Absolute Value and Inequality - Examples, Exercises and Solutions

To solve the equation $\left|-2x\right|=16$, we consider the definition of absolute value:

1. The expression inside the absolute value can be either positive or negative, but its absolute value is always positive.

2. Therefore, we set up two equations to solve:

$-2x = 16$ and $-2x = -16$

3. Solving the first equation:

$-2x = 16$

4. Divide both sides by -2:

$x = -8$

5. Solving the second equation:

$-2x = -16$

6. Divide both sides by -2:

$x = 8$

7. Therefore, the solution is:

$x=-8$ , $x=8$

To solve $\left|-3x\right|=15$, we consider both potential cases stemming from the absolute value:

1) $-3x=15$:

Divide both sides by $-3$ to get $x=-5$.

2) $-3x=-15$:

Divide both sides by $-3$ to get $x=5$.

Thus, the solutions are $x=-5$ and $x=5$.

To solve the equation $\left|3x\right|=21$, we consider the definition of absolute value:

1. The expression inside the absolute value can be either positive or negative, but its absolute value is always positive.

2. Therefore, we set up two equations to solve:

$3x = 21$ and $3x = -21$

3. Solving the first equation:

$3x = 21$

4. Divide both sides by 3:

$x = 7$

5. Solving the second equation:

$3x = -21$

6. Divide both sides by 3:

$x = -7$

7. Therefore, the solution is:

$x=-7$ , $x=7$

To solve the equation $\left|-4x\right|=12$, we consider the definition of absolute value:

1. The expression inside the absolute value can be either positive or negative, but its absolute value is always positive.

2. Therefore, we set up two equations to solve:

$-4x = 12$ and $-4x = -12$

3. Solving the first equation:

$-4x = 12$

4. Divide both sides by -4:

$x = -3$

5. Solving the second equation:

$-4x = -12$

6. Divide both sides by -4:

$x = 3$

7. Therefore, the solution is:

$x=-3$ , $x=3$

Let's solve the equation $-\left|x\right|=15$. Since the expression inside the absolute value can be either positive or negative, we consider two scenarios:

1. $-x = 15$: This implies $x = -15$.

2. $-(-x) = 15$: This simplifies to $x = 15$.

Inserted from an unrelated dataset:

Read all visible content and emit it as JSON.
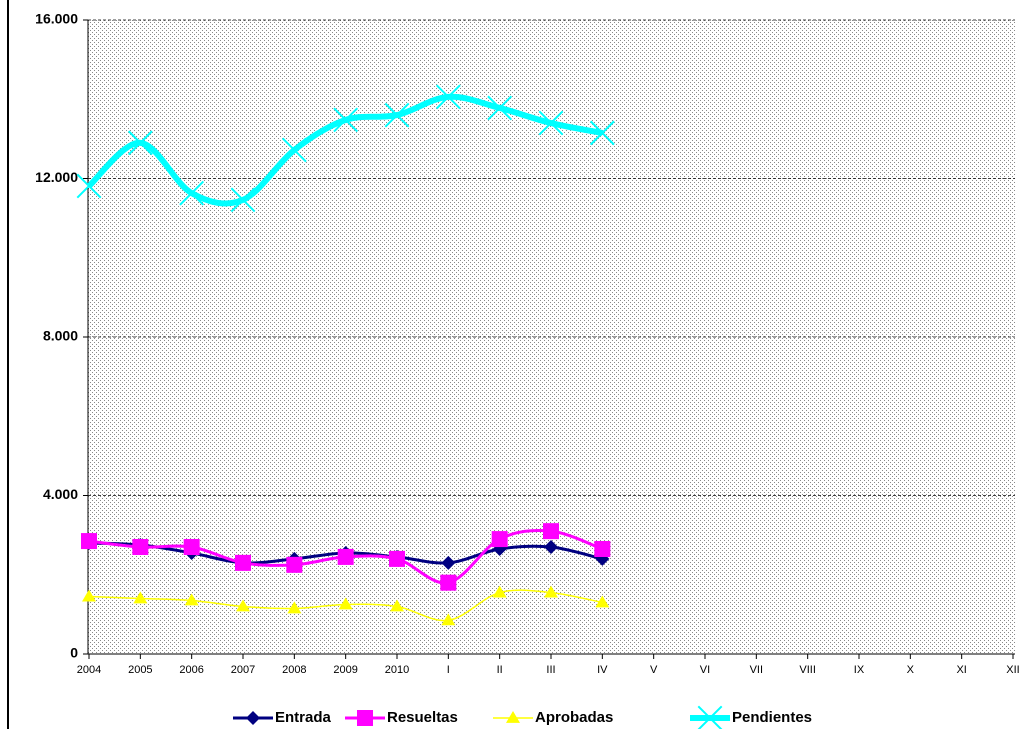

Thus, the solutions are $x = -15$ and $x = 15$.

The equation is $\left|x\right|=3$, which implies that $x$ can be 3 or -3. Hence, the solutions are $x=3$ and $x=-3$.

The equation is $\left|x\right|=4$. This means that the value of $x$ can be either 4 or -4. Thus, the solutions are $x=4$ and $x=-4$.

The equation is $\left|x\right|=6$, so $x$ could be 6 or -6. Therefore, the solutions are $x=6$ and $x=-6$.

The equation is $\left|x\right|=7$, which means that the absolute value of $x$ is 7. Therefore, $x$ could be 7 or -7. Thus, the solutions are $x=7$ and $x=-7$.

Let's solve the equation $-\left|x\right|=8$. The expression inside the absolute value can take two forms:

1. $-x = 8$: This gives $x = -8$.

2. $-(-x) = 8$: This simplifies to $x = 8$.

Therefore, the solutions are $x = -8$ and $x = 8$.

To solve $\left| a - 2 \right| = 6$, consider the cases:

1. $a - 2 = 6$ leads to $a = 8$

2. $a - 2 = -6$ leads to $a = -4$

Thus, the solutions are $a = 8$ and $a = -4$.

To solve the equation $\left|x+4\right|=10$, we split it into two separate equations:

1. $x+4=10$

2. $x+4=-10$

For the first equation:

$x+4=10$

Subtract 4 from both sides:

$x=6$

For the second equation:

$x+4=-10$

Subtract 4 from both sides:

$x=-14$

Thus, the solutions are $x=6$ and $x=-14$.

To solve $\left| y - 3 \right| = 7$, we need to consider the two possible cases for the absolute value equation.

1. $y - 3 = 7$ leads to $y = 10$

2. $y - 3 = -7$ leads to $y = -4$

Thus, the solutions are $y = 10$ and $y = -4$.

To solve $\left| z + 4 \right| = 12$, consider the two cases:

1. $z + 4 = 12$ gives $z = 8$

2. $z + 4 = -12$ gives $z = -16$

Thus, the solutions are $z = 8$ and $z = -16$.

To solve the equation $2|x - 4| = 10$, divide both sides by 2. This gives $|x - 4| = 5$.

The absolute value equation $|x - 4| = 5$ implies that $x - 4 = 5$ or $x - 4 = -5$. Solving these equations:

1. $x - 4 = 5$ gives $x = 9$.

2. $x - 4 = -5$ gives $x = -1$.

Thus, the solutions are $x = 9$ and $x = -1$.